2. Use project management software to ensure transparency
At any given time, my group is running a hundred different marketing campaigns. To coordinate all of that work, we utilize project management software. My team uses Asana, but there are plenty of terrific options out there. The software helps boost productivity but also addresses some of the issues facing remote teams.

Often onsite employees can feel as though their remote counterparts aren’t pulling their weight. Project management software allows for transparency into the work product of offsite team members. Once a month, my team has an all-hands meeting where we use our project management software to go through all of our initiatives. Every single member of the group talks about the projects they’re working on and the challenges they’re facing. This meeting provides an opportunity for the team at headquarters to gain a solid understanding of the contributions of their remote colleagues and vice versa. Additionally, our monthly conference allows everyone to see the bigger picture and feel as though they are working towards a common goal.

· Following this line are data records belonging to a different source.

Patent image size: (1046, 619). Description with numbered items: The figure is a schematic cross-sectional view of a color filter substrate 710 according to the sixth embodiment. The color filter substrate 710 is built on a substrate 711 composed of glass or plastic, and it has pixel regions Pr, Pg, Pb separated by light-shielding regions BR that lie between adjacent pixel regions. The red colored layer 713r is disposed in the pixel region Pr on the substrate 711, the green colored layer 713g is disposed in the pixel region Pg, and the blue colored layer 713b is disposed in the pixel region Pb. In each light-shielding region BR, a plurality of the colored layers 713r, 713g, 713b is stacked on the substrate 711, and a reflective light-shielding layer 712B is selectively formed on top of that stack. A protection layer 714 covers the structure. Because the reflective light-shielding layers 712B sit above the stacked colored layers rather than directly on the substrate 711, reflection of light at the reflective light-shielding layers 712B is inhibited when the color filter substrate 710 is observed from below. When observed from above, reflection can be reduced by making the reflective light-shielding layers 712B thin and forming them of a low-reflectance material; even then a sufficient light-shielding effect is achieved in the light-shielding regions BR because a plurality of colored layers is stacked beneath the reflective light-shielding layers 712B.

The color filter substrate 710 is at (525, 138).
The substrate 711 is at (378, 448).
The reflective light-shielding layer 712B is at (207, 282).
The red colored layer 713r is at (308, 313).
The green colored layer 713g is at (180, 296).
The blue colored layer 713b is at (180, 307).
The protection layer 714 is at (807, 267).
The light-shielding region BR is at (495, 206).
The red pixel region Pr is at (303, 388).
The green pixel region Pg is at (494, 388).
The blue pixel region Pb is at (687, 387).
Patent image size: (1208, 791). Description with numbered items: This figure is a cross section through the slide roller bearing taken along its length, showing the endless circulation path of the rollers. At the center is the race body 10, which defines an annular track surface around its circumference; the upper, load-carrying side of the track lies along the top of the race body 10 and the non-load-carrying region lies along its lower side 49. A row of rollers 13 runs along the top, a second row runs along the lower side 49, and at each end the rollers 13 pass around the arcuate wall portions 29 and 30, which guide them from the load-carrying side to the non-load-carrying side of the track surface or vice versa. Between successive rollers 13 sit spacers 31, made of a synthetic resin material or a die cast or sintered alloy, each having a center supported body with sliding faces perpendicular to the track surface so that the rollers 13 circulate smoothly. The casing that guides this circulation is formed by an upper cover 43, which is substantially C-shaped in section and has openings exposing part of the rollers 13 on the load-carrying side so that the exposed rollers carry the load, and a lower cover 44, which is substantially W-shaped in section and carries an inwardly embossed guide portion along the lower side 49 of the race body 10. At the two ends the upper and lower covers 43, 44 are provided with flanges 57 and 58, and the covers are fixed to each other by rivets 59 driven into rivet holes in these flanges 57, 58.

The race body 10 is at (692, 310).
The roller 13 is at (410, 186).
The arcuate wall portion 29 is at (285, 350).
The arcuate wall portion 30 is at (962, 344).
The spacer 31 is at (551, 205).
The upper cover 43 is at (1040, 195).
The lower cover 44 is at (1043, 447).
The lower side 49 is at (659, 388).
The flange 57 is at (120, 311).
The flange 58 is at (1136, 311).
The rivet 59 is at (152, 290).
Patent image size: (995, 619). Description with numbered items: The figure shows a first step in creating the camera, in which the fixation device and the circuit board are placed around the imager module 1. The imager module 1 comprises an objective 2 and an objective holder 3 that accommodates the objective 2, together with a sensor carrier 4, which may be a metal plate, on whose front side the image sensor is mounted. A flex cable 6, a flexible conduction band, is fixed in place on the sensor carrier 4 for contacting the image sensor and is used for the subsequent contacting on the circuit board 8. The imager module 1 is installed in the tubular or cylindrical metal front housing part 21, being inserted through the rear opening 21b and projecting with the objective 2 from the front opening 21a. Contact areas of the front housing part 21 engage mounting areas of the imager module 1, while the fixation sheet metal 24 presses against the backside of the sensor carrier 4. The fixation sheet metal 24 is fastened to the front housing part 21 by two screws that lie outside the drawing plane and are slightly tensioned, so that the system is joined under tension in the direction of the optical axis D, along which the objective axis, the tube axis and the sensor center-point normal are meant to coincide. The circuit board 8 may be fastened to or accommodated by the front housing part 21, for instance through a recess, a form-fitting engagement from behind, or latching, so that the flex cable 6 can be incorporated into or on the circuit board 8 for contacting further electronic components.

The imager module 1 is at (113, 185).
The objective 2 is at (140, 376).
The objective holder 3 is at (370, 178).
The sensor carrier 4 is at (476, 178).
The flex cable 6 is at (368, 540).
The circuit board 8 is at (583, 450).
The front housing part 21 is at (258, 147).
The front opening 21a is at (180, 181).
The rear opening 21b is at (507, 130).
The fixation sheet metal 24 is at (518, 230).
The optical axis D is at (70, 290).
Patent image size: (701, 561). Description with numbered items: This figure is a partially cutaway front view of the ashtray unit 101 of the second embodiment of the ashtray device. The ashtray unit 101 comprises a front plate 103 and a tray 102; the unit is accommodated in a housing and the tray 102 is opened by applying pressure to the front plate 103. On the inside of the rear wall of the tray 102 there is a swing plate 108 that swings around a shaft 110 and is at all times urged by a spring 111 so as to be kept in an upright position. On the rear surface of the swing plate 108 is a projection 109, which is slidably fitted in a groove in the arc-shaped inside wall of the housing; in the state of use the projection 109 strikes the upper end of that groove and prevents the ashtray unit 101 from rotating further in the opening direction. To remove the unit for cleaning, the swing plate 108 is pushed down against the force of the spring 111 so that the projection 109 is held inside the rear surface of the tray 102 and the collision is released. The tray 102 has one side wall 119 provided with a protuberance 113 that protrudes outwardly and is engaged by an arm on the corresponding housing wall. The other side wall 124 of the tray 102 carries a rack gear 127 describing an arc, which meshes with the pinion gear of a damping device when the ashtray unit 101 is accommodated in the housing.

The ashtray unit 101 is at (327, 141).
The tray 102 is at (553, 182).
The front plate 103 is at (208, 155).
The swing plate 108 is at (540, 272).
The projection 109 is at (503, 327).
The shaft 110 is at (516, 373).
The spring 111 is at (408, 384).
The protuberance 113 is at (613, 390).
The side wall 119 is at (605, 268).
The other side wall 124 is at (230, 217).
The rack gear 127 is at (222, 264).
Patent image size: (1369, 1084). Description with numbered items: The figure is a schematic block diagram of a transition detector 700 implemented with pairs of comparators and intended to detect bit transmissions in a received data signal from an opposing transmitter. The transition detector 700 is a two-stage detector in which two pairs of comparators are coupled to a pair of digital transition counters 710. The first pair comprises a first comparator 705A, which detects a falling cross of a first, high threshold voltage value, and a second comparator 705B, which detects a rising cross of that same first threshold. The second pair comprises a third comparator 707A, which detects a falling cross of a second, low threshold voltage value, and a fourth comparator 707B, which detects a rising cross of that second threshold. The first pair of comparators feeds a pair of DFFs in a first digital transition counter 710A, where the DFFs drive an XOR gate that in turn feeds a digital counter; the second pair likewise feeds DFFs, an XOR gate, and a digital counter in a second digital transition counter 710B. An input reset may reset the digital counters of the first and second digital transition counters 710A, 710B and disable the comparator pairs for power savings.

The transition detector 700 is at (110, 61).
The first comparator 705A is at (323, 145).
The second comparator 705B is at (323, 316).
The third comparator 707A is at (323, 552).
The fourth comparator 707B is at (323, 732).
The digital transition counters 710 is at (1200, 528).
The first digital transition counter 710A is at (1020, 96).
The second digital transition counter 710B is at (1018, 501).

Poor communication can also be a sticking point with a distributed workforce. Project management software improves communication since all team members can see the status of every initiative. Simply put, there aren’t any secrets. No one in my group can say they didn’t know a meeting was happening or that a deadline changed. All of that information is displayed in Asana.

3. Utilize video conferencing
Using video conferencing helps solve several problems prevalent in a distributed workforce. Video conferencing promotes proper communication since body language and facial cues are crucial to understanding intent. Seeing remote team members over video reminds the folks at headquarters that they’re dealing with real people instead of a faceless name they only see on an email thread. I actively encourage my offsite workers and employees at our headquarters to shoot the breeze at the beginning of meetings to help promote rapport. To keep my remote employees involved, I make it a point of emphasis to seek their input first when it’s time to give feedback.

Video conferencing also forces remote workers to stay engaged. On conference calls, it’s too easy for team members to focus on other things. I’m as guilty of this as anyone in my group. Before I instituted my video chat policies, I found myself routinely checking emails instead of participating in the conversation. I’m hardly alone in this area. More than two-thirds of people confessed that they look at social media during conference calls. Your team should be giving feedback, not checking Facebook.

One useful management tactic is to have every team member dial into meetings with video chat, even if they are in the office. Nothing’s better for building empathy with remote employees than putting your onsite team in their shoes, albeit temporarily.